Here are some facts about the mountaineering side of Nepal tourism that are real eye openers. A total of 48 mountain climbing expeditions came to Nepal in 1979 and the total royalty earned from them was Rs. 577,000. In 2001, 112 mountain climbing expeditions arrived, from whom the government earned royalties of Rs. 127 million, an increase of over 220% over 1979. Was the increased number of mountain climbing expeditions only responsible for this? No. Royalty fees had also gone up too, and most importantly (a shocker, if ever there was one!), one U.S. dollar was only worth 11.90 Nepali rupees then! In 2001, it was worth 74.65 Nepali rupees. Now, of course, it’s 100, more or less, and the number of expeditions every year has reached 120 on average, with royalty earnings being about 3.5 million U.S. dollars annually. The lion’s share of royalties comes from Everest expeditions.
Another very interesting fact is that royalties actually make up only a small part of the total income from mountain climbing expeditions. In 2011, 806 climbers paid USD 3.14 million as royalty to the Nepal government for mountain climbing, while they spent USD 11.78 million on other expenses The latter included staff and porter wages, along with high altitude incentives; accommodations and food; kitchen and camping equipment; local charges and fees; insurance; local air and surface transport; etc. Here, it should be noted that the above figures are aside from the earnings of Nepal Mountaineering Association, which has the authority to issue permits for climbing 33 peaks. Whichever way you look at it, it’s a fact that mountain climbing expeditions spend about 3.75 times more on other things than on royalty alone. Now, here’s another fact that should be taken into account. While the average income/capita for mountain climbers was USD 14,619.30 in 2011, the national average tourism income/capita in the same year was only USD 500.9.

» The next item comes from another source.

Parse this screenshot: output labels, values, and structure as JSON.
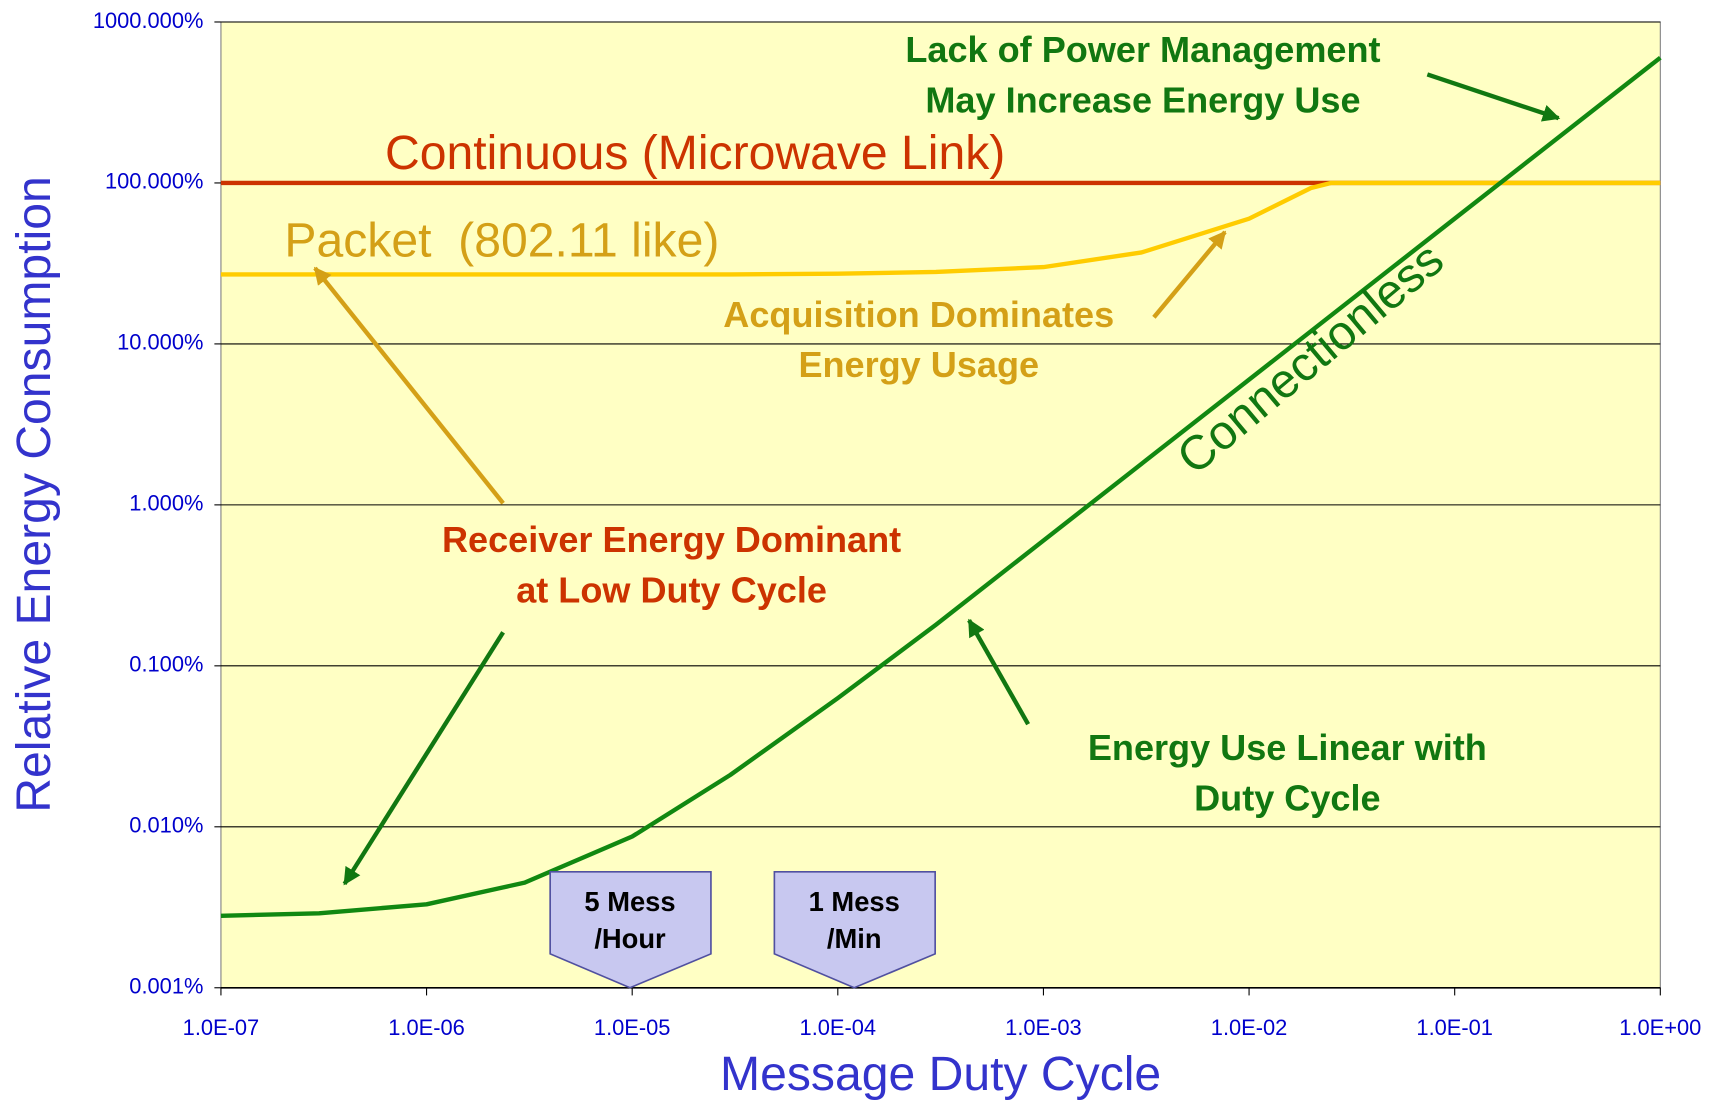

Therefore, it must be accepted that mountain climbing expeditions have a big role to play in Nepal tourism. Not only because mountain climber per capita income is way higher, but also because a lot of money is spent on the local economy of the sites the expeditions are going to. I don’t know how true this is, but somebody once told me that international NGOs came to the conclusion a long time back that the Sherpa people did not need any more of aid and such things since they had already become pretty prosperous through mountain tourism. However, according to Tshering Gyaltsen Sherpa, an entrepreneur known for his pioneering work in developing communications in the high Himalayan region, and establishing the world’s highest internet café, there are many Sherpas who face hardships. This is primarily due to the exorbitant prices of daily necessities in high altitude areas. Whatever the case may be, there is no doubting that the locals of the Himalayan region have benefited tremendously from mountain tourism.
And, it is not only mountain climbing expeditions that have done so; the trekking expeditions are equally to be thanked for their contribution, and why shouldn’t they? After all, trekking in Nepal is famed worldwide. For instance, the Annapurna Circuit Trek has been reported to be one of the best 12 walks in the whole wide world according to the U.S. Travel magazine. Similarly, the Everest Base Camp Trek has been recommended by the U.K. Observer as one of the top 20 journeys of a lifetime. Indeed, trekking in Nepal is one of the most popular activities for all people seeking adventure tourism, and this is really good for the development of the local economies in the country since most of the money spent goes towards the local people running eateries, lodgings, and so forth. Now, efforts are being made to develop adventure sports like paragliding, canyoning, bungy jumping, etc., all of which are mountain based activities. In fact, Nepal is already regarded as the world’s fifth best paragliding destination, and the fourth to conduct bungy jumping professionally. Oh yes, Nepal tourism is rife with the spirit of adventure, whether it be mountain climbing, trekking, or adventure sports, with the common factor between them being the high mountains of the country.
Whatever activity you prefer, you can be sure about an experience of a lifetime, and also that your money is going to the right places, that is, towards the enhancement of living standards of the locals of the Himalayan region. Most certainly, mountain tourism at its best is what we say!